The central server(s) may become a prime target for DDoS attacks if/when spammers realise that their spamming is no longer effective. The purpose of a DDoS attack would be to disable the automatic checking of comments, perhaps breaking the system and thereby letting their comments through. It is likely that spammers would have to coordinate such an attack to coincide with a spam run, rather than relying on luck. The good news is that this would elevate the spammer from nuisance to criminal, so there are some very heavy legal books that can be thrown at anyone silly enough to try it.

Privacy

Some people may be concerned about the fact that every message they receive is sent to a third party for analysis.
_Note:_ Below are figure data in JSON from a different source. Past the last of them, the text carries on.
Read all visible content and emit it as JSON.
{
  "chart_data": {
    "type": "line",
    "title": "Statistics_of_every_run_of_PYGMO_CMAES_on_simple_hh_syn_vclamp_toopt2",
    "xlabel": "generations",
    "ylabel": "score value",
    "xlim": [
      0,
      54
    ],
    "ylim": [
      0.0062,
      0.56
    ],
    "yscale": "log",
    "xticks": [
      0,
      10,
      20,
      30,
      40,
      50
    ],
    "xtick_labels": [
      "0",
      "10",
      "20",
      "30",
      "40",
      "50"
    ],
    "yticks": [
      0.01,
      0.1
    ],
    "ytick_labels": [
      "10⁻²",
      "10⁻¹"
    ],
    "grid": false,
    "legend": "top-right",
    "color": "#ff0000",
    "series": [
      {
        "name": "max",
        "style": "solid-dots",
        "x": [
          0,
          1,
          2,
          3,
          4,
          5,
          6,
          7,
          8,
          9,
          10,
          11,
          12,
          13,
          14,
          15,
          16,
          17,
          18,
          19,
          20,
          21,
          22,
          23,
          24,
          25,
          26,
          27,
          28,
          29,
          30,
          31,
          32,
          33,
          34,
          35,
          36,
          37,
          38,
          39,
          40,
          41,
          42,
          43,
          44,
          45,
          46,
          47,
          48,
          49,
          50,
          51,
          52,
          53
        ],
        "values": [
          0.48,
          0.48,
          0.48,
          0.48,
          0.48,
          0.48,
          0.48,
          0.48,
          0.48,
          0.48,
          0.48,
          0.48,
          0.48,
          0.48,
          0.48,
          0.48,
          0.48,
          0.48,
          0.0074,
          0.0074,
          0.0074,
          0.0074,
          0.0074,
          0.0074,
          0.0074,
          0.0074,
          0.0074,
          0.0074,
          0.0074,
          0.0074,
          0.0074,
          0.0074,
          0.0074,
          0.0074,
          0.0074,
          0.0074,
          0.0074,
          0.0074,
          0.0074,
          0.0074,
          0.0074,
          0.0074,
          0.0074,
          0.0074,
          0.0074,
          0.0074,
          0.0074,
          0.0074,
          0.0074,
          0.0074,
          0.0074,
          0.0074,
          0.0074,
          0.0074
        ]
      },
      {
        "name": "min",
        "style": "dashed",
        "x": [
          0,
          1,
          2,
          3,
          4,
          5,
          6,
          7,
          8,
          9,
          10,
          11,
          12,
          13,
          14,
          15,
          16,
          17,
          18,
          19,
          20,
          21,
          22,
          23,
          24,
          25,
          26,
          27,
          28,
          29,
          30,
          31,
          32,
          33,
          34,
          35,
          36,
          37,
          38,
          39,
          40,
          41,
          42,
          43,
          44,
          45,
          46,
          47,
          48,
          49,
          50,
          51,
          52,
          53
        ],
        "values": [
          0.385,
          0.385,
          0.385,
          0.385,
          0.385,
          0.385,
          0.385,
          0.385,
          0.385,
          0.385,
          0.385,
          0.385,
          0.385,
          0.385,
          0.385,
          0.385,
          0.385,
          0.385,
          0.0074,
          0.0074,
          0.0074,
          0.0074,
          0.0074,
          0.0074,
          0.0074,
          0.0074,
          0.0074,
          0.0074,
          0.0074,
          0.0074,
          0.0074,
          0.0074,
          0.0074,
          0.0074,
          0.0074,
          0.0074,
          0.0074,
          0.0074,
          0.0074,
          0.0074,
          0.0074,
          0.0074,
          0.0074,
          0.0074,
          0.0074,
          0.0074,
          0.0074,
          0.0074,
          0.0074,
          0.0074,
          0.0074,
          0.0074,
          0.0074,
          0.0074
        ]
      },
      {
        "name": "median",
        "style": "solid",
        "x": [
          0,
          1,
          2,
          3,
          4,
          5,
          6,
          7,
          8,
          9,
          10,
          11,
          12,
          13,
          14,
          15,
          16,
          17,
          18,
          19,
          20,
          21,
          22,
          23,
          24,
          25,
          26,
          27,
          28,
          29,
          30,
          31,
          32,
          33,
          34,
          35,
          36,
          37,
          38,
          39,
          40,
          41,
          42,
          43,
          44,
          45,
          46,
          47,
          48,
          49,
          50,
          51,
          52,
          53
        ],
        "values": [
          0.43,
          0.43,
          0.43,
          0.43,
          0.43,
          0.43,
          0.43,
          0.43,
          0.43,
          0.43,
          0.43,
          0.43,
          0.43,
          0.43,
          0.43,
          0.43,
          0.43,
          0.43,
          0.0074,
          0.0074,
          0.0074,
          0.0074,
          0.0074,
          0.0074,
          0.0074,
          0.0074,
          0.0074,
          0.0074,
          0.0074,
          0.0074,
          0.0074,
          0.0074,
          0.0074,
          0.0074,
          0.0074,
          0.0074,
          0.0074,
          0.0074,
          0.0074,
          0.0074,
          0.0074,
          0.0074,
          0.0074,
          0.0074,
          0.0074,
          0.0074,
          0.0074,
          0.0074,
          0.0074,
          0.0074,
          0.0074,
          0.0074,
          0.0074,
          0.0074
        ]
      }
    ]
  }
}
When one considers that these are supposed to be public comments on a public website, the privacy concern fades a little, but some people do still write private information in comments because the web is used by people, and people make mistakes, so it’s a concern that can’t be completely ignored. One possible solution to both the Privacy and DDoS issues might be to provide replicated access to the Spam Database (probably on a registration only basis) so that there are multiple sites that could provide the service. Privacy concerns could be offset by enabling the website owner to select which service provider is used, or to provide their own service. Another possible solution to some privacy concerns would be the ability to mark some posts for manual checking only, thus ensuring message privacy.

Comment Censorship

What the service does, effectively, is silence individuals who are misusing the Web, however, there is potential for this capability to be misused, because it becomes feasible to mount a censorship attack on an individual or company - i.e. If you have the programming skill, it’s not too difficult to create a dummy message, mark it as spam and submit it to the service. If the spam-identification mechanisms are too sensitive or simplistic, then it may be possible to censor someone who hasn’t actually sent any spam.

Download & Installation

If you’re familiar with installing WordPress plugins, it’s all a simple process. You can get the Akismet plugin already, it’s available from the open source software repository that manages all WordPress plugins. You can also get it from the Akismet download page. Installation is simple, just add the php file to your wp-content directory and enable it. Enabling the plugin gets you 80% there, but you’re not done yet. In order to protect itself against spammers who, Akismet uses an API key. You must obtain a key before the plugin will begin to work. The mechanism by which you can get your keys is what Automattic will launch later today.

Automattic for The People

As websites and personal publishing have flourished, comment spam propagated by a selfish few has become a significant problem for the masses. Akismet redresses the balance, at least for WordPress users. By automatically curtailing spam publication, Akismet takes the wheels off the comment-spam gravy train. Hereafter, spammers will have to look for non-WordPress powered blogs to hawk their wares.